No llegó a enamorarse, pero
estaba claro que podía ser el principio de algo y no quería dejarlo
pasar. Necesitaba dar un nuevo giro a su vida. Sin William ya no
tenía sentido quedarse en Nueva York. Tenía que volver a España,
era el momento de enfrentarse con su pasado después de tantos años.
Además le apetecía conocer más a ese hombre. Solo había un
problema, Beatriz. Un plan empezó a fraguarse en su mente. Era
evidente que Bea sobraba en la ecuación. Debía librarse de ella.
Empezó a paladear la venganza y se sintió mejor que nunca. Tenía
que hacerla probar de su propia medicina. La iba a hacer sufrir y
devolverle, uno a uno, los malos ratos que la había hecho pasar.
Antes de un mes ya estaba en
España, alquiló un piso en la zona financiera, alejado de donde
vivía Bea y se instaló con lo puesto. Se citaba con Alberto, en un
hotel, una o dos veces por semana y todo iba a las mil maravillas.
Empezó a poner en marcha su plan, tenía que hacerlo a conciencia,
lo primero era conocer a los compañeros de trabajo, amigos y vecinos
de Bea y recabar toda la información posible. Se compró un gran
tablero y puso las fotos de ambas en el centro. Sabía bien lo que
necesitaba, no en vano era una de las mejores criminólogas. Fue a
una tienda especializada y se hizo con una cámara de fotos para la
solapa del traje, micrófonos y micro cámaras de video. Lo primero
era entrar en casa de Bea y colocarlo todo. Desplegó los equipos de
escucha y grabación sobre la cama, junto con la copia de las llaves
del piso de Bea, que le habían llegado por equivocación en una caja
cuando el reparto de la herencia y se sentó en una silla a
contemplarlo. En un momento de lucidez, se preguntó qué estaba
haciendo, iba a violar unas cuantas leyes, hasta podía acabar en la
cárcel. La imagen de su hermana sufriendo, hundida y destrozada, al
igual que ella lo había estado tanto tiempo por su culpa, terminó
de disipar todas sus dudas. Venganza. Iba a volverla loca. Pero tenía
que ser cuidadosa, extremadamente cuidadosa.
Vigiló a Beatriz unos días,
estudió sus pautas y las de su novio. Cuando tuvo claros sus
horarios, un día entró en el piso, colocó los micrófonos y la
cámara en la parte de arriba de la lámpara, enfocando hacia el
teclado y la pantalla del ordenador. Necesitaba obtener sus claves.
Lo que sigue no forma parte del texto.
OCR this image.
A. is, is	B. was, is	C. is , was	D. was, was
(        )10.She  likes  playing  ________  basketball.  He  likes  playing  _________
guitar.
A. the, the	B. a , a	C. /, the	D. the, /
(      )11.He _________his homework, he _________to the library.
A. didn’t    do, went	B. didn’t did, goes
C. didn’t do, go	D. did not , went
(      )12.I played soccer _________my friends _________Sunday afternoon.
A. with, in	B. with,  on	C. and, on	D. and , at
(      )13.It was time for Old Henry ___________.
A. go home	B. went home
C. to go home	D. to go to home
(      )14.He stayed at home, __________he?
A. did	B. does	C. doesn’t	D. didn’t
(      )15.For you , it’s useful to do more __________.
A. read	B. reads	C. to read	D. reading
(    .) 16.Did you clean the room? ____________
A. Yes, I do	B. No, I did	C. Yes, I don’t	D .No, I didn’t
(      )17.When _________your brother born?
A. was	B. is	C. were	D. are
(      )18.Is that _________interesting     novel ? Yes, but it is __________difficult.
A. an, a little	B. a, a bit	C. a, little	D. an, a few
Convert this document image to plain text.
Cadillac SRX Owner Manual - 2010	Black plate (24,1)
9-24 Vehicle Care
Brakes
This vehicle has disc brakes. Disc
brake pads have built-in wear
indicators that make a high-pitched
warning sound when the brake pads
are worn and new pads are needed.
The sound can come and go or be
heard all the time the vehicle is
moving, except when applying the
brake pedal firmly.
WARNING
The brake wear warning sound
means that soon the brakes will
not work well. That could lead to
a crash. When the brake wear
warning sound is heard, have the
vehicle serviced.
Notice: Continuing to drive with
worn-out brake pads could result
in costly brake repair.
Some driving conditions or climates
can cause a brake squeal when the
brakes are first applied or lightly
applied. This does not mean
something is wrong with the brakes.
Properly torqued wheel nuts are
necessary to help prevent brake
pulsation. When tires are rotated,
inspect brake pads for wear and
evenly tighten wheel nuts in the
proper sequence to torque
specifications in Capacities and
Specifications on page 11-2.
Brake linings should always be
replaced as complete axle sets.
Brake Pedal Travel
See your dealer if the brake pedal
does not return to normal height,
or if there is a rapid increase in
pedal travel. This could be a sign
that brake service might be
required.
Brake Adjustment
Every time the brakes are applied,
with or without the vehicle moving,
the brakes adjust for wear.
Fotografió a la perra y hasta el último detalle de la habitación y
de la ropa del armario. Iba a reproducir una habitación exacta a la
de Bea en su casa. Podría hacer fotos muy comprometedoras y todo el
mundo pensaría que la de las fotos sería Bea en vez de ella. Con la
cámara de solapa fue sacando fotos a vecinos. Todas acababan en el
tablero. Lo del hilo azul y el hilo rojo, había sido una buena idea.
Con las grabaciones de los
micrófonos y de la cámara se fue enterando mucho más fácilmente
de numerosos y jugosos detalles. Richi, su teléfono, las pastillas
para dormir que tomaba Bea, las claves del correo, el banco, Eduardo,
pero lo más importante, el embarazo de Rebeca. Para seguir adelante
con su plan necesitaba un cómplice, había pensado en Alberto, en la
cama podía convencerlo de muchas cosas, aunque prefería que no se
enterase de nada. Pero acababa de encontrar al cómplice perfecto,
Raúl. ¡Qué mejor cómplice que Raúl!, cornudo de su propio jefe,
con vastos conocimientos de informática, capaz de falsificar y
hackear cualquier documento o registro y que odiaba a Bea casi tanto
como ella misma. De un golpe iba a hacerlo que se librara de su jefe,
Leo, inculpándolo de todo lo que hiciéramos, que se librara de
Beatriz y que recuperara a Rebeca. Magistral. Revisó todas sus notas
y encontró el teléfono de Raúl:
- Hola Raúl, soy Lola, la
hermana de Bea, ¿te acuerdas de mí? Estoy en la ciudad. Tengo que
verte, hay un asunto de suma importancia del que tenemos que hablar.